This article will discuss the two main delivery options for modern businesses looking to get their goods to customers—third-party delivery and in-house. You will come to understand the main differences between these two delivery options in addition to some pros and cons for each choice.
In-House and Third-Party Delivery Overview and Definition
Retailers of all sizes, ranging from Amazon to local grocery stores, increasingly recognize the importance of an excellent delivery experience for end customers. Same day delivery, custom choice of delivery time, and free delivery are all becoming more important as merchants begin to compete mostly on the quality of the customer experience they can provide.
As far back as 2015, MetaPack’s Delivering Consumer Choice report found that 96 percent of shoppers would choose the same retailer again if the delivery experience was positive. Conducting the same survey now would likely yield an even greater proportion of customers who emphasize the delivery experience.
Companies have two broad options when it comes to deciding how to get their goods to customers—in-house or third-party delivery.
In-house delivery means using your own dedicated delivery staff and your own fleet of vehicles to get orders to customers. An example of a large company that uses in-house delivery quite successfully is British multinational grocery and merchandise retailer, Tesco or pizza delivery company Domino’s.
Third-party delivery entails outsourcing your delivery operations to a third-party company and paying them a delivery fee for it. For example, a restaurant might pay a company such as Deliveroo to get food from their premises to customers who order food for delivery.
Restaurants that offer food delivery understand the importance of flawless and prompt delivery of customer orders. When people order food for delivery there is no leeway for error—the food needs to arrive hot, the order needs to be correct, and it all should come to the customer’s door exactly when they want it. Restaurants are turning to dedicated restaurant delivery software platforms such as Bringg and Zuppler to help streamline operations and improve delivery experiences, regardless of whether they opt for third party or in-house.
In-house delivery pros and cons
- In-house delivery gives you full control over the delivery experience. With the statistics highlighting how critical a good delivery experience is to customers in deciding whether to order from you again, you might view keeping full control over delivery logistics as a smart business decision.
- Choosing in-house delivery gives you the freedom and flexibility to define your own product offering and business model. Some third party services providers restrict the types of products that they are willing to deliver.
- By cutting out the middleman when getting products to customers, you reduce the potential for communication barriers to develop.

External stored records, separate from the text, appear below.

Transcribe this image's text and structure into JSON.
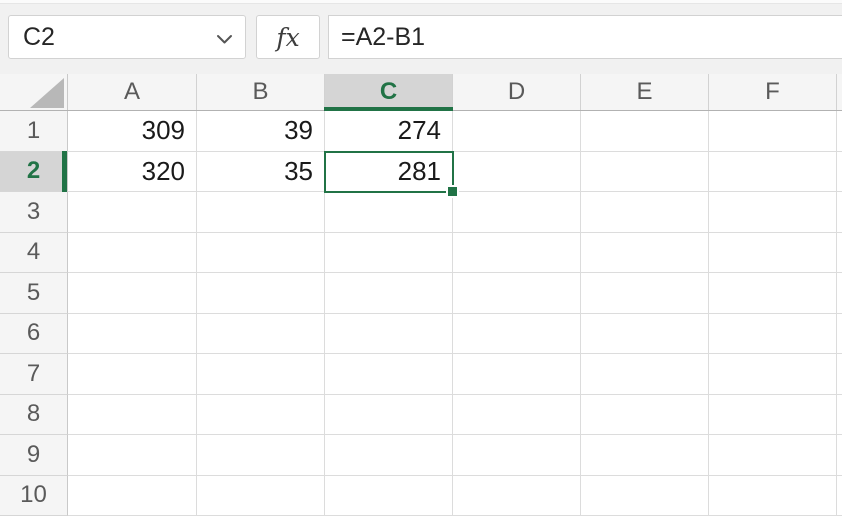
{
  "name_box": {
    "value": "C2"
  },
  "formula_bar": {
    "fx_label": "fx",
    "formula": "=A2-B1"
  },
  "selection": {
    "active_cell": "C2",
    "column": "C",
    "row": "2"
  },
  "colors": {
    "accent_green": "#217346",
    "selected_header_bg": "#d5d5d5",
    "header_bg": "#f5f5f5",
    "gridline": "#dcdcdc"
  },
  "grid": {
    "columns": [
      "A",
      "B",
      "C",
      "D",
      "E",
      "F"
    ],
    "rows": [
      {
        "label": "1",
        "cells": [
          "309",
          "39",
          "274",
          "",
          "",
          ""
        ]
      },
      {
        "label": "2",
        "cells": [
          "320",
          "35",
          "281",
          "",
          "",
          ""
        ]
      },
      {
        "label": "3",
        "cells": [
          "",
          "",
          "",
          "",
          "",
          ""
        ]
      },
      {
        "label": "4",
        "cells": [
          "",
          "",
          "",
          "",
          "",
          ""
        ]
      },
      {
        "label": "5",
        "cells": [
          "",
          "",
          "",
          "",
          "",
          ""
        ]
      },
      {
        "label": "6",
        "cells": [
          "",
          "",
          "",
          "",
          "",
          ""
        ]
      },
      {
        "label": "7",
        "cells": [
          "",
          "",
          "",
          "",
          "",
          ""
        ]
      },
      {
        "label": "8",
        "cells": [
          "",
          "",
          "",
          "",
          "",
          ""
        ]
      },
      {
        "label": "9",
        "cells": [
          "",
          "",
          "",
          "",
          "",
          ""
        ]
      },
      {
        "label": "10",
        "cells": [
          "",
          "",
          "",
          "",
          "",
          ""
        ]
      }
    ]
  }
}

- The ability to scale your in-house delivery operations is constrained by the capital you have available. The cost of a fleet of vehicles can become expensive quite quickly.
- Being able to run a smooth in-house delivery option requires expertise that your company simply might not have. If delivery logistics aren’t a key competency of your business, you run a high risk of encountering inefficiencies that ultimately impact upon customer experience and business reputation.
- When things go wrong with in-house delivery and customers end up dissatisfied, you cannot pass the buck onto a third-party company. You take full accountability for bad experiences with this form of delivery.
Third-party Delivery Pros and Cons
- Outsourcing delivery lets you focus exclusively on the tangible things you provide to customers, whether that means an innovative gadget, stylish clothes, or delicious food. After all, customers are going to most remember the value your product adds to their lives. The administrative burden of having to handle delivery can take away focus from the end product.
- Choosing to outsource delivery can lower your fixed costs because you don’t have to pay any wages to delivery staff and you don’t need to pay insurance costs. Furthermore, capital requirements are eased because you don’t need to purchase a fleet of delivery vehicles.
- For restaurants in particular, hiring a third party delivery service has the potential to bring new business to you. Many third-party delivery operators have their own websites where they collate menus for the restaurants they work with.
- Outsourcing delivery to a third party service provider involves a loss of control over one of the most significant influencing aspects on customer experience. Your business has no control over whether the company you pay makes mistakes or delivers the experience your customers want. Inadequate staff training by third-party providers can impact your business even though you have no control over this. At least with in-house, you can train delivery staff in the exacting delivery standards your business and its customers demand.
- Third-party delivery companies often ask for a hefty chunk of the order price, sometimes up to 35 percent. This heavy commission might be unfeasible for many businesses, and even taking into account staff, wages, and vehicle costs, in-house often works out cheaper.
- Introducing a third party into the equation increases the potential for communication issues to arise that can ultimately impact end customers. With this delivery option, a technology hitch at the third party company can result in your business not receiving notifications about orders.
Both in-house and third-party delivery come with their own unique benefits and drawbacks, and it is up to your business to decide which of the options is most suitable. Regardless of what form of delivery you opt for, it is a smart choice to use some sort of delivery software so that you get transparency into delivery logistics and optimize your operations based on the data this type of software provides.